To answer your question: it seems short-sighted to me. But not disallowed by the XML spec. XML explicitly allows ordering to matter (think of an XHTML doc - very important that the ndoes are in the right order), but for data transfer between programs, I'd not use it unless there are duplicate elements (e.g., more than one "model" tag).

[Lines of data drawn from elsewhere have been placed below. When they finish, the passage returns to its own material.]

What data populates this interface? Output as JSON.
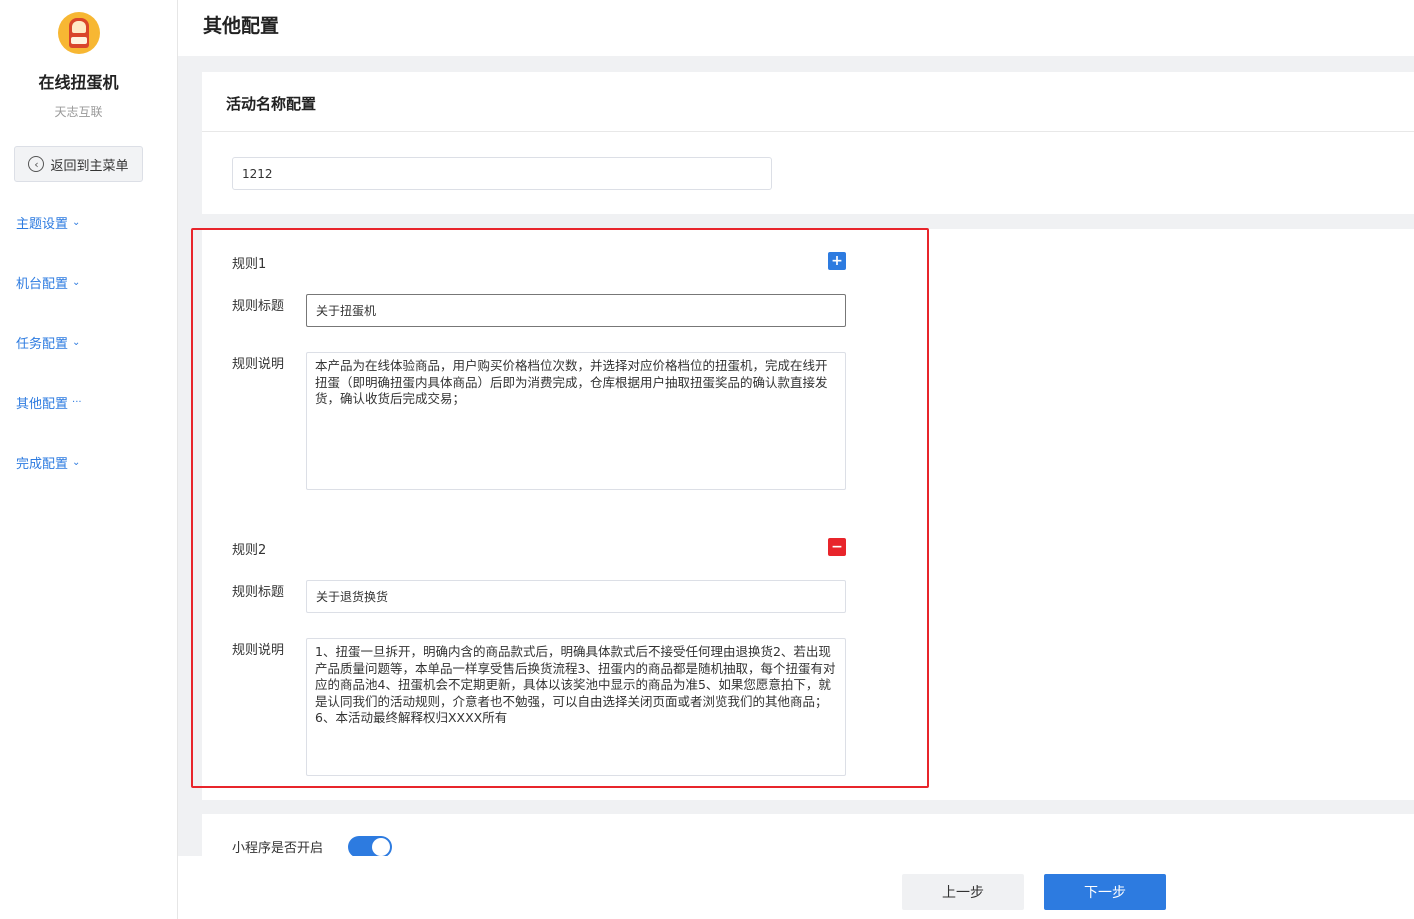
{
  "sidebar": {
    "app_name": "在线扭蛋机",
    "app_sub": "天志互联",
    "back_label": "返回到主菜单",
    "items": [
      {
        "label": "主题设置",
        "chev": "⌄"
      },
      {
        "label": "机台配置",
        "chev": "⌄"
      },
      {
        "label": "任务配置",
        "chev": "⌄"
      },
      {
        "label": "其他配置",
        "chev": "···"
      },
      {
        "label": "完成配置",
        "chev": "⌄"
      }
    ]
  },
  "header": {
    "title": "其他配置"
  },
  "activity": {
    "title": "活动名称配置",
    "name_value": "1212"
  },
  "rules": [
    {
      "label": "规则1",
      "title_label": "规则标题",
      "title_value": "关于扭蛋机",
      "desc_label": "规则说明",
      "desc_value": "本产品为在线体验商品，用户购买价格档位次数，并选择对应价格档位的扭蛋机，完成在线开扭蛋（即明确扭蛋内具体商品）后即为消费完成，仓库根据用户抽取扭蛋奖品的确认款直接发货，确认收货后完成交易；",
      "action": "+"
    },
    {
      "label": "规则2",
      "title_label": "规则标题",
      "title_value": "关于退货换货",
      "desc_label": "规则说明",
      "desc_value": "1、扭蛋一旦拆开，明确内含的商品款式后，明确具体款式后不接受任何理由退换货2、若出现产品质量问题等，本单品一样享受售后换货流程3、扭蛋内的商品都是随机抽取，每个扭蛋有对应的商品池4、扭蛋机会不定期更新，具体以该奖池中显示的商品为准5、如果您愿意拍下，就是认同我们的活动规则，介意者也不勉强，可以自由选择关闭页面或者浏览我们的其他商品；6、本活动最终解释权归XXXX所有",
      "action": "−"
    }
  ],
  "miniprogram": {
    "label": "小程序是否开启",
    "enabled": true
  },
  "footer": {
    "prev_label": "上一步",
    "next_label": "下一步"
  },
  "colors": {
    "accent": "#2d7be0",
    "danger": "#e8252b",
    "highlight": "#e8252b"
  }
}
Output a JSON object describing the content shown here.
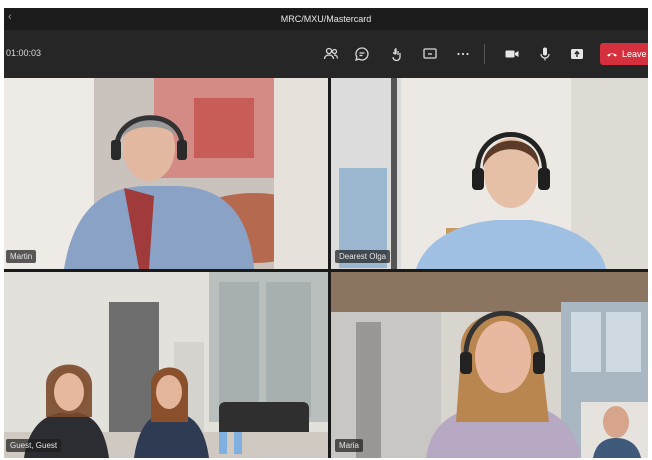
{
  "window": {
    "title": "MRC/MXU/Mastercard"
  },
  "toolbar": {
    "timer": "01:00:03",
    "leave_label": "Leave",
    "icons": [
      "people-icon",
      "chat-icon",
      "reactions-icon",
      "share-screen-icon",
      "more-options-icon",
      "camera-icon",
      "microphone-icon",
      "share-tray-icon"
    ]
  },
  "participants": [
    {
      "name": "Martin"
    },
    {
      "name": "Dearest Olga"
    },
    {
      "name": "Guest, Guest"
    },
    {
      "name": "Maria"
    }
  ],
  "colors": {
    "leave": "#d6303e",
    "toolbar": "#262626",
    "titlebar": "#1b1b1b"
  }
}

As to solving it rather than griping about it, without a huge amount of thought applied here, the way I would likely approach this is to have an XML template file, say:
<newPhone>
<name></name>
<description></description>
<product></product>
<model></model>
</newPhone>
Then I would have XML::Twig load it, and then insert the data. I am not sure that there really is a generic solution here, so here's my offering using my favourite XML editor package ;-)
use strict;
use XML::Twig;
my $hash = {
name => 'bob',
product => 'blah',
model => 'blah model',
description => 'too much money? gimme!',
};
my $twig = XML::Twig->new(pretty_print => 'indented');
## mirod pointed out that I overlooked that parse can
## indeed handle file handles. Woops. :-)
$twig->parse(\*DATA);
my $elt = create_elements($twig->root(), $hash);
$twig->print();
sub create_elements
{
my $parent = shift;
my $data = shift;
while (my ($k,$v) = each(%$data))
{
# get_xpath returns a list. We should only every find 1
# node, so extract that.
my @els = $parent->get_xpath($k);
my $el = $els[0];
if ($el)
{
$el->set_text($v);
}
else
{
$el = XML::Twig::Elt($k => $v);
$el->paste(last_child => $parent);
}
}
}
__END__
<newPhone>
<name></name>
<description></description>
<product></product>
<model></model>
</newPhone>
Update: Simplified my parse call, thanks mirod!